The team now wants to take their know-how further and see if the plant-microbe combination can work for air pollution too.
‘The air is full of volatile contaminants and metals such as zinc from traffic and other sources, as well as fine black carbon dust. Plants are efficient at catching such aerial contaminants,’ Prof. Vangronsveld explained. ‘We are investigating how these plants, together with associated microorganisms, can contribute to cleaning up the atmosphere.’
Bug for drugs, biofuel
Meanwhile, other researchers are investigating the potential of microbes to not only break down chemicals, but also produce them. For example, researchers have taken a soil bacterium called Pseudomonasputida and manipulated its genetics and metabolism so it can convert sugar into ethanol, a useful biofuel, and also make the building blocks of drugs.
‘This bacterium has phenomenal resistance to stresses and toxicities and it can do some reactions that other bacteria find very difficult,’ said Dr Pablo Ivan Nikel-Mayer, a microbiologist at the Spanish National Centre for Biotechnology in Madrid who carried out this work under an EU-funded research project called ALLEGRO.

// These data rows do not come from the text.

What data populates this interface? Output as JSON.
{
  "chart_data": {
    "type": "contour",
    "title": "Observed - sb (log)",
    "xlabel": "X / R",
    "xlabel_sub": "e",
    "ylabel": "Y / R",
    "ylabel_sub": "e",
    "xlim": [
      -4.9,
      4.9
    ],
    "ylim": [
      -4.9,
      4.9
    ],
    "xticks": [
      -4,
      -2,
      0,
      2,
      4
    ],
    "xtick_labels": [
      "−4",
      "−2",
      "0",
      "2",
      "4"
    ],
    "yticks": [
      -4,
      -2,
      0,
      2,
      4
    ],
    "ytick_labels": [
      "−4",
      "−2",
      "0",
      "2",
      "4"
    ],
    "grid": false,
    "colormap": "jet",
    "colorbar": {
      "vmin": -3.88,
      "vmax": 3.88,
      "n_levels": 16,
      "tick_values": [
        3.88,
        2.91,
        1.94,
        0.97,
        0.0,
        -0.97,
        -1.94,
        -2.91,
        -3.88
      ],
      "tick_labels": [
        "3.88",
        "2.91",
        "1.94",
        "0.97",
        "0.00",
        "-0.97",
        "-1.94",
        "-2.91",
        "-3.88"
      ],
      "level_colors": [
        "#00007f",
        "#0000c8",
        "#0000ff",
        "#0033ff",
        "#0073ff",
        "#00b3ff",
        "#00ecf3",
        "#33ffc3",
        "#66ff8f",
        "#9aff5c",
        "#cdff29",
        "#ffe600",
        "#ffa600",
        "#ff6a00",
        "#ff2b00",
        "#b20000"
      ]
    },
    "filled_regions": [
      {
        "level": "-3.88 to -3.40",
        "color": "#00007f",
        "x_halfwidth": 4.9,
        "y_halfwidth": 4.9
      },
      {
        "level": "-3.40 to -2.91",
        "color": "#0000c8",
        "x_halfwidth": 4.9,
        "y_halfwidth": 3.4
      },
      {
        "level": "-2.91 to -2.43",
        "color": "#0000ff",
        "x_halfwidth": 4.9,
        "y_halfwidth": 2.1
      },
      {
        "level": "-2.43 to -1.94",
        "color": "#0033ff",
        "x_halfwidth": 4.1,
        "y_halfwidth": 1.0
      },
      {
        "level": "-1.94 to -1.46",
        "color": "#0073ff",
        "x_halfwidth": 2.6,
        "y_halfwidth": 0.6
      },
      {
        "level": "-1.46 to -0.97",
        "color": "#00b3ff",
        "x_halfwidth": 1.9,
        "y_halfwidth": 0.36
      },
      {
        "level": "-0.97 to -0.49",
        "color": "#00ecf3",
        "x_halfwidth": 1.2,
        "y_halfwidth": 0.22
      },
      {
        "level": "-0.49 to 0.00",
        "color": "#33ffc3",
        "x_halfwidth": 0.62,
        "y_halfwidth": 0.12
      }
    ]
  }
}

Though some bacteria can make biofuels, often the biofuel itself proves toxic to them. But Pseudomonas is special, which is why ALLEGRO focused on it. It's a tough soil bug that can metabolise a wide range of substances, including solvents and hydrocarbons, and has also been shown to have potential to clean oil from soils.
The researchers engineered it to grow in oxygen-poor conditions, which is useful when you want to pack them into industrial-scale vats to churn out specific chemicals. ‘This bacterium is endowed with a number of pathways that allow it to biodegrade many compounds,’ says Dr Nikel-Mayer. They are now working to streamline this bacteria’s DNA so that it becomes more efficient at making only the compounds that industry needs.